I was overjoyed when I found this book in my local library. The essays examine the more modern (the book was printed in 2003) warrior women in TV, and if and how they subvert the Western tradition of the just male warrior. It has three essays about Xena, another three about Buffy, and one of La Femme Nikita and one about Star Trek: Voyager’s Seven of Nine. I rather enjoy introspective thoughts about pop culture but the books themselves are pretty hard to get here in Finland so this is actually my first such book.

There are some clear similarities in the themes and plots in Buffy and Xena. Both are female warriors who fight against clearly defined evil warlords and conquerors or supernatural evil. Both shows also feature complex, prominent relationships between women. Both defend the helpless and the innocent (often women and children) against evil. Xena also often explicitly defends the home and domesticity against offenders. Even though both series have a lot of violence and and a warrior as the main character, the scripts have often an underlying message of peace and anti-violence (which is thought to be a feminine message for some reason). Therefore, both characters are thought to be an alternative to the male just warrior arc type.

Nikita is more complex case. For one thing, her world isn’t clearly black and white, and the organization she works for has a lot of gray areas. So, it can be difficult to tell who is right or wrong. The viewers can’t be sure if she’s a just warrior, after all.

Laura Ng’s Nikita essay is the only one to mention the traditional way that Western society handles any violent woman: calling her mad and out of control. Even wives defending themselves against abusive husbands are quick to be called mad because the traditional role for women is a passive nurturer.

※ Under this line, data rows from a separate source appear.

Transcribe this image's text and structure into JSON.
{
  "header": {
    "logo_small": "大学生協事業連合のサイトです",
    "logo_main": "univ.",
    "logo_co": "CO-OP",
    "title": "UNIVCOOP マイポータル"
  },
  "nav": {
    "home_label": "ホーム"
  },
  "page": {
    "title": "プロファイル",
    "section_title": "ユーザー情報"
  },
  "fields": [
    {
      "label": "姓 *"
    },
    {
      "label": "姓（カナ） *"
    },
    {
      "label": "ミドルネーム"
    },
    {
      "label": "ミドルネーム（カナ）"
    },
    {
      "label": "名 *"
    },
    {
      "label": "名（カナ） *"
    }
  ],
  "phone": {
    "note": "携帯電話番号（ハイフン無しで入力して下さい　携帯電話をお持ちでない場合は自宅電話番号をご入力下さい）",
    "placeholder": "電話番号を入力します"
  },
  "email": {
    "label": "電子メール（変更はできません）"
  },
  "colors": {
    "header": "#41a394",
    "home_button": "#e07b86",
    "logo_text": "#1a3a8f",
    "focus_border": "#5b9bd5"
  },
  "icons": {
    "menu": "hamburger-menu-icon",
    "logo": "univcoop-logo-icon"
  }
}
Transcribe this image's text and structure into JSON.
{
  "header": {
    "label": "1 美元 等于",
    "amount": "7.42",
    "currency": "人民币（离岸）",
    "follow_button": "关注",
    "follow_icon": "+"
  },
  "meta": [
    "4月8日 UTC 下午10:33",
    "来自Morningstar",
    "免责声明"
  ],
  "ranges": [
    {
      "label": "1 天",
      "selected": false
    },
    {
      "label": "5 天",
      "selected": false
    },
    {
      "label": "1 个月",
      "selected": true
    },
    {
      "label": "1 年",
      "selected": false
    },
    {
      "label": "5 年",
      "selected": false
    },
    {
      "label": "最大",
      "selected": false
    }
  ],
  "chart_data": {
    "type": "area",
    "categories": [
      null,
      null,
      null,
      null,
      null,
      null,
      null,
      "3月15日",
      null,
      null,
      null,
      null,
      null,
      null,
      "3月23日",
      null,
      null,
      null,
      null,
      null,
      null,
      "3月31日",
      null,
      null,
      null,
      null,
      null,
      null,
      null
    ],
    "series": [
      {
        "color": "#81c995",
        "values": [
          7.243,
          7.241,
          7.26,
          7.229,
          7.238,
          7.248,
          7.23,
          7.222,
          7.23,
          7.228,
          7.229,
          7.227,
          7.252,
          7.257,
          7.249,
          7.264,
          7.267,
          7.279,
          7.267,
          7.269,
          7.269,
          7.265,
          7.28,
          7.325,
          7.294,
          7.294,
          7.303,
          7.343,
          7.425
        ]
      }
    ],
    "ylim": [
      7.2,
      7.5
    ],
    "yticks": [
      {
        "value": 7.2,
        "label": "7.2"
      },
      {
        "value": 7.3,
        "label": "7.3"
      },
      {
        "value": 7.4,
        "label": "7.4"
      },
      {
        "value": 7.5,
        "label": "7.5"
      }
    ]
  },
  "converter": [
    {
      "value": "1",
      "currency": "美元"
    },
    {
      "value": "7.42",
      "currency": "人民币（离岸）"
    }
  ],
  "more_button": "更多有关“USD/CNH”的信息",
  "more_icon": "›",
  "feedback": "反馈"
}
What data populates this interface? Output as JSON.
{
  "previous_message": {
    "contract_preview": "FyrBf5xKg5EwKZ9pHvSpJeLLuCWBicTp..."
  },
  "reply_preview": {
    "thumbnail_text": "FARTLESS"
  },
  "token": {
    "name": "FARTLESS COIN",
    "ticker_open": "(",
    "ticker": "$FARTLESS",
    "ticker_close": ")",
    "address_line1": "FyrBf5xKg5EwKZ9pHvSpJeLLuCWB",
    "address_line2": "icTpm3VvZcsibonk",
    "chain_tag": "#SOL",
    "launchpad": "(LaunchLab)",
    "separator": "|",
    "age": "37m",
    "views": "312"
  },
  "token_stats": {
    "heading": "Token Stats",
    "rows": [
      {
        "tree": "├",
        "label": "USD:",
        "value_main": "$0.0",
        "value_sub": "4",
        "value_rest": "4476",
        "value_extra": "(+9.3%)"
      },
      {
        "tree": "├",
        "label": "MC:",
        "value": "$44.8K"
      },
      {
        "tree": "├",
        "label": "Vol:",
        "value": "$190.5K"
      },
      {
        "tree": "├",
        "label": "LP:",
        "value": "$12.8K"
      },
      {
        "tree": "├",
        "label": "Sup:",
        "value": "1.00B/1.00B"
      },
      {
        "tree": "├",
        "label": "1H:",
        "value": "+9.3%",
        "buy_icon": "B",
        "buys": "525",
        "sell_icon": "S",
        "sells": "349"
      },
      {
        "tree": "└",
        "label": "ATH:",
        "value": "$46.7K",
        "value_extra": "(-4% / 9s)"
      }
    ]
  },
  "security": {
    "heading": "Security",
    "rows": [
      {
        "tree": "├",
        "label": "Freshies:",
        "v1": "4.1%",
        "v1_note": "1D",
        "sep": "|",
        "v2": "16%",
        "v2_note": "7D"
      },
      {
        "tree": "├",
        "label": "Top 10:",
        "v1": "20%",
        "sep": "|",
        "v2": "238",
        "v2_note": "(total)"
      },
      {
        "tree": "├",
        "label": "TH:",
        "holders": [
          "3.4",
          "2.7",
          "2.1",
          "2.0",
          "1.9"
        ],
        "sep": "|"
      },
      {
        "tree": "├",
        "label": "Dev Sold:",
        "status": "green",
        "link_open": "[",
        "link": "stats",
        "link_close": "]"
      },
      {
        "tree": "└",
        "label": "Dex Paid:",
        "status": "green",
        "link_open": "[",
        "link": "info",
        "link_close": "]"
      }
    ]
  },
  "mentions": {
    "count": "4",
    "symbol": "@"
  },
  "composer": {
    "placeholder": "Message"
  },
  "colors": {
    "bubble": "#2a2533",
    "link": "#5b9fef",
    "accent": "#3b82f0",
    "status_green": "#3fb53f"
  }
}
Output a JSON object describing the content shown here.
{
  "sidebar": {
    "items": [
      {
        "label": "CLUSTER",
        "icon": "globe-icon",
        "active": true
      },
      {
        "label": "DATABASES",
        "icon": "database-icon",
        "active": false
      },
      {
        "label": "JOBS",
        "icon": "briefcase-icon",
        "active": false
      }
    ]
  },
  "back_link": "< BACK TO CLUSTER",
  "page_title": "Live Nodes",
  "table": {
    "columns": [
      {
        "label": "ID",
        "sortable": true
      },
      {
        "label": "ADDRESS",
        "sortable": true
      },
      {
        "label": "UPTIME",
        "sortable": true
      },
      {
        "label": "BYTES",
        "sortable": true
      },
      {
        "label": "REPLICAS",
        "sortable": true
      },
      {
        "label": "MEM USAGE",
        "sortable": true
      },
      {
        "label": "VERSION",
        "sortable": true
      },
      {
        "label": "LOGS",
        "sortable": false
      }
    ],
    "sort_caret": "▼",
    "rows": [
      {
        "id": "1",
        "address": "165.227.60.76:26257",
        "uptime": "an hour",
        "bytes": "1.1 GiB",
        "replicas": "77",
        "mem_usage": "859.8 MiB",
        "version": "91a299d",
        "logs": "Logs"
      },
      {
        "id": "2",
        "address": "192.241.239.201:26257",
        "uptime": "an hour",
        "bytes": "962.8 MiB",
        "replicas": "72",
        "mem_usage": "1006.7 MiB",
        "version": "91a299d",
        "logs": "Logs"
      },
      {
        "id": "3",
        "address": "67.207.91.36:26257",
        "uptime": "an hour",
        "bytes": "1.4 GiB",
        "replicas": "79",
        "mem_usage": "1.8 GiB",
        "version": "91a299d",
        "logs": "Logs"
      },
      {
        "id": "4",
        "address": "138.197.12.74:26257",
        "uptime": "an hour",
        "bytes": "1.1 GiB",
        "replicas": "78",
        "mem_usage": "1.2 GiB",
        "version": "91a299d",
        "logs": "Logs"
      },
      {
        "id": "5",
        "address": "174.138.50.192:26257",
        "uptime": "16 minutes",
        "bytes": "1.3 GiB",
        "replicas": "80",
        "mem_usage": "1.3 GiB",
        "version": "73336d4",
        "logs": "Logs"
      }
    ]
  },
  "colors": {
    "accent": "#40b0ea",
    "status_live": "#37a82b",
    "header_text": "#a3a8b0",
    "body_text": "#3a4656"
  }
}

While Buffy has one episode where she’s actually an inmate in an asylum (Normal Again) that’s not because of her violence; in the episode Buffy has only imagined being the Slayer at all. Against this cultural baggage, it’s no wonder we don’t have many action heroines compared to the number of action heroes.

I had a lot more trouble with Edrie Sobstyl’s essay “We who are Borg, are we Borg?” which centers on Seven of Nine. For one thing, I don’t consider Voyager (or TNG for that matter) to be a feminist show. For another, I would think that the obvious just female warrior in the show would have been Captain Janeway. Sobstyl references writers who think that cyborgs can be subversive feminist characters and I have real trouble with that. Cyborgs, as they are often depicted in pop culture, don’t have minds of their own and therefore they are only capable of following their programming. Granted, it can be irrelevant if a cyborg is a male or a female, but I haven’t yet found much evidence of that kind of writing. Seven of Nine is written very differently from Commander Data or even the male Borg Hugh. Granted, Hugh has only appeared on two TNG episodes while Seven was a regular on Voyager for many years. Is it possible that they were written differently because their characters needed different plots and themes, rather than because of gender? If Seven had just blithely accepted her humanity in the first episode when she was freed, would she have been as complex a character? By the way, I do have several problems with the way she was handled and her options as a character were pretty much as limited on Voyager than as a Borg, so the crew were at least somewhat hypocritical when dealing with her.

All in all, I really did enjoy reading these analyses of some of my favorite shows. Can anyone point to some more?